Cordoba aveva fatto saltare il turacciolo d’una bottiglia ed aveva riempiti i bicchieri, mentre due marinai offrivano agli uomini della baleniera dei bicchieri di wiskey.

— Alla vostra salute, signora duchessa — disse il tenente, alzando il bicchiere, entro il quale spumeggiava lo champagne.

— Al trionfo della flotta americana, al commodoro Sampson ed alla libertà di Cuba — rispose la marchesa, toccando.

— Grazie, accetto l’augurio, signora.

Il tenente vuotò la tazza, salutò militarmente, strinse la mano alla marchesa che lo guardava sorridendo, poi si volse ai suoi uomini, dicendo:

— A bordo!... —

Stava per scendere la scaletta onde imbarcarsi, quando un improvviso pensiero parve che lo avesse colpito. Fece cenno ai suoi marinai d’arrestarsi, poi tornò rapidamente indietro, risalendo sulla tolda.

La marchesa, vedendolo fare quel brusco fronte indietro, non ostante il suo coraggio straordinario, impallidì leggermente. Cordoba invece aveva dato uno sguardo verso poppa come se già vedesse scatenarsi un uragano di fuoco e di rottami.
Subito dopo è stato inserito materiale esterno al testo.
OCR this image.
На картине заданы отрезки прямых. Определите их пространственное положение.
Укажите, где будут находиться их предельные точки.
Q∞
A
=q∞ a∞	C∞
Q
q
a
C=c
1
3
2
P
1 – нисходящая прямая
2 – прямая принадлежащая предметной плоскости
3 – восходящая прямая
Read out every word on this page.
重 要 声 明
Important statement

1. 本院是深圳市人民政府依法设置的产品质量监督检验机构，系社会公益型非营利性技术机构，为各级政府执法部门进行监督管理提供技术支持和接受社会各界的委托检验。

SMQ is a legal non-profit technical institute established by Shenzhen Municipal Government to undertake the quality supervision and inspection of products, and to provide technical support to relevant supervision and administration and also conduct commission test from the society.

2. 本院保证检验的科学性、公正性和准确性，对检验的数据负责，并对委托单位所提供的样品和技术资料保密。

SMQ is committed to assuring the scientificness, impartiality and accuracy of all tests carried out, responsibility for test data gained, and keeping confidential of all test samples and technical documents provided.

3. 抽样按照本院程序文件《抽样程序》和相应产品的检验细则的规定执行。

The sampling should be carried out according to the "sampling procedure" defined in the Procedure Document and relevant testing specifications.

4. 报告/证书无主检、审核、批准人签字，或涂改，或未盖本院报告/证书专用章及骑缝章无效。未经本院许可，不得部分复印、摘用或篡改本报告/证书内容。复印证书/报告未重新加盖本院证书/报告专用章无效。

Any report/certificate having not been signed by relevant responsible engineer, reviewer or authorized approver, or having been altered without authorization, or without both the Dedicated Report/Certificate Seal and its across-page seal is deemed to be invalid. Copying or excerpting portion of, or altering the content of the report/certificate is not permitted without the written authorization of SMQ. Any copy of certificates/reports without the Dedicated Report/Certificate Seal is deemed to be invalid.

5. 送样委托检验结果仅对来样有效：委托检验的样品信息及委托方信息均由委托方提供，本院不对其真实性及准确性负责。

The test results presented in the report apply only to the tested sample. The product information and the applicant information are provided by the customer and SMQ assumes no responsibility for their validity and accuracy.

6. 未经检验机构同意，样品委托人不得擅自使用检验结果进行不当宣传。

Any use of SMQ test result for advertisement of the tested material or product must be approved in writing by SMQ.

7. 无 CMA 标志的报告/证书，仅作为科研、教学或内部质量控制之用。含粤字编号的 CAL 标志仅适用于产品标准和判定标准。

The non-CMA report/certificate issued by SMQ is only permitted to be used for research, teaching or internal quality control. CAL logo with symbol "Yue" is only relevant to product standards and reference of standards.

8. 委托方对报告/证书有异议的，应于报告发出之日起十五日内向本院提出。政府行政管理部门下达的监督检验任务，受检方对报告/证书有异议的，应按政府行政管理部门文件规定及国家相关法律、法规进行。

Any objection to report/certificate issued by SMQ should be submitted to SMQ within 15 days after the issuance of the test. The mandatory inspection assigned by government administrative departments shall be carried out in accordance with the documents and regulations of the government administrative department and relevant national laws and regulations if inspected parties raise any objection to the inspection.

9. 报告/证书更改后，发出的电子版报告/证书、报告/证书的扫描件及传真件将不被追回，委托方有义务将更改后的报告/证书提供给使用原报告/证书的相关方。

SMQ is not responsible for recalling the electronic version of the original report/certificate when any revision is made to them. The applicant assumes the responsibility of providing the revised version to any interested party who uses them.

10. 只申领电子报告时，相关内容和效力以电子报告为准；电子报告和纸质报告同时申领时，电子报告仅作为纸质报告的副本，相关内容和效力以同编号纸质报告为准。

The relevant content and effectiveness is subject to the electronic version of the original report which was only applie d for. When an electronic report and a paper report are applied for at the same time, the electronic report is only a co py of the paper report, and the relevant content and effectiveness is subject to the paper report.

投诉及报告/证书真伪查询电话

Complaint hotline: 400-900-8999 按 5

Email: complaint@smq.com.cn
Cosa voleva significare quel brusco ritorno? Un sospetto aveva forse attraversato il cervello del tenente, quando ormai tutto l’equipaggio dell’yacht cominciava a respirare liberamente e la marchesa si teneva sicura di aver giuocato quegli odiati e pericolosi nemici?...

— Desiderate, signore?... — gli chiese la valorosa donna, movendogli incontro e forzandosi a mostrarsi tranquilla e sorridente. — Volete fare un brindisi ancora?...

— No, signora duchessa, — rispose il tenente. — Volevo farvi una domanda.

— Parlate. [p. 54 modifica]

— Voi venite da Vera-Cruz, mi avete detto.

— Sì, tenente.

— Avete costeggiato l’Yucatan?...

— Sì, è vero, capitano Bob?...

— Sì signore, — rispose Cordoba che cominciava a rinfrancarsi, avendo ormai indovinato lo scopo di quella domanda.

— Per caso avete incontrato un piccolo legno a vapore, d’un tonnellaggio forse eguale al vostro yacht?....

— Sì, signore — rispose Cordoba. — Era un vapore a due alberi, senza pennoni sul maestro e sul trinchetto, armato d’un cannone e di due hotchkiss.

— Sì, d’un pezzo da dieci centimetri e di due cannoni revolvers.

— Lo abbiamo incontrato ieri sera, verso il tramonto. Un bel legno da corsa, signore!... Doveva filare ventidue o ventiquattro nodi all’ora.

— È vero, un velocissimo legno — disse il tenente, la cui fronte si annuvolava. — Dove l’avete incontrato?

— A quaranta miglia dalle Jolbos.

— Quale era la sua rotta?...

— Andava verso il nord-est.

— Avete potuto rilevare il suo nome?...

— Sì, — rispose Cordoba. — Col cannocchiale ho potuto leggere il suo nome.

— E si chiamava?...

— L’Yucatan.

— Mille tuoni!... Era lui!...

— Chi lui, se è permesso saperlo? — chiese la marchesa.

— Un piccolo incrociatore carico di fucili e di munizioni per la guarnigione spagnola di Avana e che da due giorni cerchiamo di catturare — disse il tenente, con sorda rabbia.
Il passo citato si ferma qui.